Backed by the China-plus-one policy, India’s textile and apparel exports have seen a 53 percent growth during the April-November period of the current fiscal year at around $26 bn reported. This compares to the figure of $17 bn during the same period in FY21.
According to Wazir Textile Index, all major companies including Welspun, Vardhman, Trident, KPR Mills, Indo Count, RSWM, Filatex, Nahar Spg and Indorama have posted higher sales during the first half of the current fiscal year compared to the pre-pandemic year.
Welspun posted an 18 percent increase, Vardhman around 26 percent and Trident 16 percent rise during the first half of this fiscal compared to the pre-pandemic levels in 2019-20.

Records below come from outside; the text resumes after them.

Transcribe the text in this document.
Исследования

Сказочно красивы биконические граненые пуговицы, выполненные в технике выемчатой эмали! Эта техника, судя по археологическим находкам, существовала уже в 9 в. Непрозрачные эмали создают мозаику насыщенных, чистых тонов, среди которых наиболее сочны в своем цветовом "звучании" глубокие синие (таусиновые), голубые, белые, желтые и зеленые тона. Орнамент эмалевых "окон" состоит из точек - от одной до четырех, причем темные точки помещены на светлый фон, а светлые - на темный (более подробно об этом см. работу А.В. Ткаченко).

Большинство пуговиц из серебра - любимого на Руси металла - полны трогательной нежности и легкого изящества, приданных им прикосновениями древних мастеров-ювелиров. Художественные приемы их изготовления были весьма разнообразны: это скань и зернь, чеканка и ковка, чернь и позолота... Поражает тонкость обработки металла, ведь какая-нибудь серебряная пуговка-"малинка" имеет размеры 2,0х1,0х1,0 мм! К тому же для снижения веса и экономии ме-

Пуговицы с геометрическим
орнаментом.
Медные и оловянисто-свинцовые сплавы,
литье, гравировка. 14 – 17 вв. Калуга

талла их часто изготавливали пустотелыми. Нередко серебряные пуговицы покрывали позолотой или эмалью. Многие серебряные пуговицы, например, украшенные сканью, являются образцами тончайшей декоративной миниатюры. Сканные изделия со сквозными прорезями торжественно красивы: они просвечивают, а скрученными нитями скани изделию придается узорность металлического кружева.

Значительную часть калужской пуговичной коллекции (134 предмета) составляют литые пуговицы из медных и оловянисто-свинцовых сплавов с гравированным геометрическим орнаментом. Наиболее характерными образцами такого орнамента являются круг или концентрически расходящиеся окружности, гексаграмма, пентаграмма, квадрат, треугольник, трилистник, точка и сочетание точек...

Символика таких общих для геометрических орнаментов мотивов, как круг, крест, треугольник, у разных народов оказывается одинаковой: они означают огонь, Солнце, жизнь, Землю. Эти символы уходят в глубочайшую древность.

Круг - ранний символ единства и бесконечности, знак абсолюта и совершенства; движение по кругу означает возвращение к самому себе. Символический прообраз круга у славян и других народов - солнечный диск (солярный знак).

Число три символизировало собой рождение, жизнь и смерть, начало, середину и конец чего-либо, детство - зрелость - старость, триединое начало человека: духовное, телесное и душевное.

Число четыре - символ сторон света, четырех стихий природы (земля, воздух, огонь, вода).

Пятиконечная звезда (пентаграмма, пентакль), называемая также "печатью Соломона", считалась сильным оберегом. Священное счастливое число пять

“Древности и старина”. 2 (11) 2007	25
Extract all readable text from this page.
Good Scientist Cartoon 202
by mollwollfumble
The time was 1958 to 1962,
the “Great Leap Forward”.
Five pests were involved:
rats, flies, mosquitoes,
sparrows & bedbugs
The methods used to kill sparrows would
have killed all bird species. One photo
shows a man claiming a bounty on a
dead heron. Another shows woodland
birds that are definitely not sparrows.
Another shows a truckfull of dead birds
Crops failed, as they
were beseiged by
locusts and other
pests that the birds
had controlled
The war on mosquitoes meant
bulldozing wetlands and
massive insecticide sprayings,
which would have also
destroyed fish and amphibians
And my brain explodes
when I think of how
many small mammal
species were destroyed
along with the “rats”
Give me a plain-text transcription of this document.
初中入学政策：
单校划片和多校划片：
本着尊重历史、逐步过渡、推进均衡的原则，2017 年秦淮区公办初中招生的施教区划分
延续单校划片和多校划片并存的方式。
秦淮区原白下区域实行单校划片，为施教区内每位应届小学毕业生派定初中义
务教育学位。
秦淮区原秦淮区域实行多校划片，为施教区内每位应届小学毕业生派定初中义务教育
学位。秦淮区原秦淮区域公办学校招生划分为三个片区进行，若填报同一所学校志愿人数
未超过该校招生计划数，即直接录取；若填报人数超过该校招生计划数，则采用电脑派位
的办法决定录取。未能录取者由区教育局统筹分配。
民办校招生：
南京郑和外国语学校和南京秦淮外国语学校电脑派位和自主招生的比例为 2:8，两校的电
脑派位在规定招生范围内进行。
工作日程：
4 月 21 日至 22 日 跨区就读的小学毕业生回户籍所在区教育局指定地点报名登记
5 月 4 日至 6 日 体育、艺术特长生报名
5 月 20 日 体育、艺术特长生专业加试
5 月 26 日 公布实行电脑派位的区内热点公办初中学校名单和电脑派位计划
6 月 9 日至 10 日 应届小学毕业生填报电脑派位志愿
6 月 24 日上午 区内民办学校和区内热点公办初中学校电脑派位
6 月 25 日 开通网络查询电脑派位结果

“The figures would have been better if the first half of the year was not affected by the second wave and the shipping crisis also hit the industry.
“We expect textile and apparel exports to touch around $45 bn by the end of the fiscal year, outshining pre-Covid numbers,” said A Sakthivel, Chairman, Apparel Export Promotion Council (AEPC).
Based on data available with the Confederation of Indian Textile Industry (CITI), export of all commodities in the segment — including cotton yarn, fabrics, made-ups, handloom products, man-made yarn, jute, textiles and apparel — was valued at $263 bn during the April-November period in 2021-22. This is a 51 percent surge compared to $174 bn during the same period in 2020-21. The sector contributed 9.9 percent of the total exports during that time.
“A major reason for this rise is the China-plus-one policy and the growing sentiment in favour of India, globally.
“Though a country likes Bangladesh and Cambodia have tariff concessions with several nations, the quality of Indian products is something that is increasing takers for our products,” said K Venkatachalam, advisor to the Tamil Nadu Spinning Mills Association (Tasma).
Earlier this month, the Reserve Bank of India (RBI), in an article published in its bulletin, had batted for the country to enter into free-trade agreements with major export destinations like Europe and the United States. This is to push apparel shipments and compete against Bangladesh and Cambodia. It stated that over the last decade, the European Union (EU) market has stagnated due to rising competition from countries like Bangladesh, Vietnam and Cambodia.
“The real surge is not in terms of quantity; it is because the economics have changed.”We have seen input costs of yarn, dyes and chemicals go up by 40-50 percent. “This resulted in showing an increased turnover on paper,” said Raja M Shanmugham, President, Tirupur Exporters Association.
Exports from Tirupur, considered the textile manufacturing hub of India, had gone down from Rs 27,500 cr in 2019-20 to Rs 25,000 cr in 2020-21. The figure is expected to cross Rs 33,000 cr this fiscal, according to the Tirupur body.